After seeing a computer simulation, Frito-Lay gave Wynright the go-ahead. The result was the Robotic Truck Loader (RTL), which builds half a stack outside the trailer then drives it into the trailer and gently sets it on the floor.
Each stack is built to half the trailer’s height. After positioning the first stack, the robot places the second stack on top of it, and then works its way across the trailer. Once the robot reaches the other end, it moves back one case length and it repeats the process, repeating the process until the truck cube is filled to the max.
The biggest challenge in turning the concept into reality was figuring out how to tell the robot where it was inside the trailer. “You can put a robot on a cart and drive it into the trailer, but it’s never going to be in exactly the same position,” recalls Criswell.
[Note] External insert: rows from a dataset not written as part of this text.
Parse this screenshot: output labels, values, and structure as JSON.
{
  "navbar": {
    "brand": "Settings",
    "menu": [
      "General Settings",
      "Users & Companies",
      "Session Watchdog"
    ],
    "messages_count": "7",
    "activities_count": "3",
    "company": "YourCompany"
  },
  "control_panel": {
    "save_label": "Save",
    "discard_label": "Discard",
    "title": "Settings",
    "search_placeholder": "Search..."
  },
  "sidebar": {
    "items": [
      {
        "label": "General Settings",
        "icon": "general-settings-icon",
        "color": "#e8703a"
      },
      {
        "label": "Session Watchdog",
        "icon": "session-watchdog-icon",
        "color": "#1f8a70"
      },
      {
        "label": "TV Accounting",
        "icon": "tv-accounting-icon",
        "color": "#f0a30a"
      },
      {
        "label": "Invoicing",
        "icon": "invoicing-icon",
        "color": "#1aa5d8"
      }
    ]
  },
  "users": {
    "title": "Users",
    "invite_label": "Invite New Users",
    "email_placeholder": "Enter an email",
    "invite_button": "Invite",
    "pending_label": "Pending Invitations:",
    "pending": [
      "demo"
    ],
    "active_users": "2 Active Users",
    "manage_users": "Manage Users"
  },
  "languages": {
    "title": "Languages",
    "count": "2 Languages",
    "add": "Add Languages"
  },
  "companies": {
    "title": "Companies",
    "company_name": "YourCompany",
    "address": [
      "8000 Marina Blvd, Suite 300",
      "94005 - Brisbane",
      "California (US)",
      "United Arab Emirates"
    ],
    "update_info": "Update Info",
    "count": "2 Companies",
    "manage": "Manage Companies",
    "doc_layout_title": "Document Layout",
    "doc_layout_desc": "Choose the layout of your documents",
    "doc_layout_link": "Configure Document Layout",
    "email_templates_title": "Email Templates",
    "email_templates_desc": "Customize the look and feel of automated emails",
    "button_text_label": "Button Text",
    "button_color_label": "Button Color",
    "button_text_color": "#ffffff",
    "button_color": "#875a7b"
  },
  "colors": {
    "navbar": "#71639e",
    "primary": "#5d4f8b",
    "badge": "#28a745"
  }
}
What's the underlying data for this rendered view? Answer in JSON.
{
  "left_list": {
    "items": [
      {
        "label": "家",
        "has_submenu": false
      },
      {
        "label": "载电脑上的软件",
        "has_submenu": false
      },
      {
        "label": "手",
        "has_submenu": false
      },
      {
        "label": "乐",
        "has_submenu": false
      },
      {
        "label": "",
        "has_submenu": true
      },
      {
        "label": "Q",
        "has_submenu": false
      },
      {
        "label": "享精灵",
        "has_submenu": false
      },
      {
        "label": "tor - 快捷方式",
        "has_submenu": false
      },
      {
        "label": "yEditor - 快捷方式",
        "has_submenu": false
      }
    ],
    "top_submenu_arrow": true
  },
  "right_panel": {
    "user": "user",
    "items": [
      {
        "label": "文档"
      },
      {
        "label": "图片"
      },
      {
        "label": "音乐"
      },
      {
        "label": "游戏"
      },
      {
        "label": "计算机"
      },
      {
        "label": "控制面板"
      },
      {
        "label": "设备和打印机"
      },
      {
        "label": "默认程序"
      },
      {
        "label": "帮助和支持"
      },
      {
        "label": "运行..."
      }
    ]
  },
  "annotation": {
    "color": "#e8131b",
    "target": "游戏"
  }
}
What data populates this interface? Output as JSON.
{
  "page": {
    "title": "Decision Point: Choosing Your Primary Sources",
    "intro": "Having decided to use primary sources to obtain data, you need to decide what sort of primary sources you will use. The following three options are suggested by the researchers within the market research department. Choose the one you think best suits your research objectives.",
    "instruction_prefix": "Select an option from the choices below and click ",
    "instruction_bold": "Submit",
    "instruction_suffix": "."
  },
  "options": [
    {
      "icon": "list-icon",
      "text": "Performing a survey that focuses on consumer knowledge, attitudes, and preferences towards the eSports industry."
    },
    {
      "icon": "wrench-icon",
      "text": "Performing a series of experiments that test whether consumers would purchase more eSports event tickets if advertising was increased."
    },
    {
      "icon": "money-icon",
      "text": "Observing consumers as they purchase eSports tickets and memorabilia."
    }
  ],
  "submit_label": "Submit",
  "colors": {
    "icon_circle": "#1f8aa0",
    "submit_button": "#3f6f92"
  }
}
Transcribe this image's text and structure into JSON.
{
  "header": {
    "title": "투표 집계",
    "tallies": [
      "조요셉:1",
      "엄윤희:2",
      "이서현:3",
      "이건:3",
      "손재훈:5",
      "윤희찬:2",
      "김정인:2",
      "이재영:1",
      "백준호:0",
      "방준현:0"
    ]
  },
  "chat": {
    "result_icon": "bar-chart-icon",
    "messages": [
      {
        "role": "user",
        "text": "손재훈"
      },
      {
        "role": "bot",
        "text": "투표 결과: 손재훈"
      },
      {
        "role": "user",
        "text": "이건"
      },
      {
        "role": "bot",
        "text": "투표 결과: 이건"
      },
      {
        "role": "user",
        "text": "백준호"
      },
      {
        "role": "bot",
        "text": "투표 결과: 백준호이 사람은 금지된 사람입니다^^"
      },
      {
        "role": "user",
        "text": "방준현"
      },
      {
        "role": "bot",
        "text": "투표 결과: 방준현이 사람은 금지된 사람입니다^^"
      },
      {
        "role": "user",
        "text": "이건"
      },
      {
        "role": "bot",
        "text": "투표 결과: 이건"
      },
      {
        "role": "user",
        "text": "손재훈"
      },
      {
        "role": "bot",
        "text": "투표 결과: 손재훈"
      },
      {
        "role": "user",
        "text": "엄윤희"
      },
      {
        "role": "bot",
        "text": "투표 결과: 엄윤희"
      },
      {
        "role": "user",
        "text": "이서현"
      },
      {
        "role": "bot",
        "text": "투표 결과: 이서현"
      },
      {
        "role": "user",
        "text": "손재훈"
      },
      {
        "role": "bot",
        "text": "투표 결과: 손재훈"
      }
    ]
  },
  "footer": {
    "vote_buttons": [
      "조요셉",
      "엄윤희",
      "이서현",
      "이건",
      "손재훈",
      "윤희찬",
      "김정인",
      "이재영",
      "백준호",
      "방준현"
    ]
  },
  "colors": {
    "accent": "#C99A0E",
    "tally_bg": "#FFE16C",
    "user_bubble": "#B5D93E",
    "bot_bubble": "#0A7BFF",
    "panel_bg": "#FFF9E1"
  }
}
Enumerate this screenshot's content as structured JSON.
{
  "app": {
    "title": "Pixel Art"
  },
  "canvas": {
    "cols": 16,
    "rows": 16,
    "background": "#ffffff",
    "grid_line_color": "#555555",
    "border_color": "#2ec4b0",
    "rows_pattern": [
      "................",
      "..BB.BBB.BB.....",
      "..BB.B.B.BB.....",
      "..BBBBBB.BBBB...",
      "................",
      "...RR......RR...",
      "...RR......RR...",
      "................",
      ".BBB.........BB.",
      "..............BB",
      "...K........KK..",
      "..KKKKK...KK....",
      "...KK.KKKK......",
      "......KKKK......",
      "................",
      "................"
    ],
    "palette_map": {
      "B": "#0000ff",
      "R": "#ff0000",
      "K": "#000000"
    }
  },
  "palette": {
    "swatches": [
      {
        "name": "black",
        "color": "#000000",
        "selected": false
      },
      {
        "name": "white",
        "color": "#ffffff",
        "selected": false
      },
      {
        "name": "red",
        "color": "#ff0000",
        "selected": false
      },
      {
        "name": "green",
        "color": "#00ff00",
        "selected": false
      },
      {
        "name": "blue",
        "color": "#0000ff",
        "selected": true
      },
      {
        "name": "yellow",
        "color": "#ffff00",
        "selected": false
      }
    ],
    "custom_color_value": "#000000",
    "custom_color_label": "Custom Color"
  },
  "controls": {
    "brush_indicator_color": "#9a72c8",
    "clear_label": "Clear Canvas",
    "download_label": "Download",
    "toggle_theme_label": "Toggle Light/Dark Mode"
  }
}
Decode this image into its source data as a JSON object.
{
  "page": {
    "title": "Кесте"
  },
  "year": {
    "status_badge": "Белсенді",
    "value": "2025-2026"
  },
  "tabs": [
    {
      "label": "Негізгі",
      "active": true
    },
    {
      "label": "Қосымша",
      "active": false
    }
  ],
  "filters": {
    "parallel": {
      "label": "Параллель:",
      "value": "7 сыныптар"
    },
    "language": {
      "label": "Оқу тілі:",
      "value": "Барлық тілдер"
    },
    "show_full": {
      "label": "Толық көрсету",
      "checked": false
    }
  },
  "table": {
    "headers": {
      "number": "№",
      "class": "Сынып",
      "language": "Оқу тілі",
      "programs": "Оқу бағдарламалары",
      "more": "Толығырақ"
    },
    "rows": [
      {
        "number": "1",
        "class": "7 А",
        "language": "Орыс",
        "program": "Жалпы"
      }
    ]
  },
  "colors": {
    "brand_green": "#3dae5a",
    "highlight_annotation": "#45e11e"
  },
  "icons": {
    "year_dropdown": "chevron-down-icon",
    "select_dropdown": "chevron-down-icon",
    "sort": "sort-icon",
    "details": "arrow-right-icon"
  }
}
Wynright solved that by deploying advanced sensor technology. “We used a laser measurement system that would scan the environment and create a cloud of data points on the location of the trailer’s floor and walls, and the existing cases,” Criswell explains. “The system then analyzes the data, feeds that information to the robot, and off you go!”
Fisher reports that the RTLs have brought about significant productivity gains at the sites where they’ve been implemented, boosting case loading rates from 500 cases per labor-hour to over 1,100.
The gains in this case are due to efficiency, not speed. An RTL can’t load a truck any faster than a human can, but because a single operator can control three robots at once, it allows workers to be more productive, says Fisher.
Frito-Lay claims that it was this ability for one person to operate multiple units that justified the cost of the RTL automation.
With its recent announcement of the “Unloader” or RTU complementing the “Loader”, Wynright has now completed the loading/unloading cycle of materials or goods into or out of most any loading dock.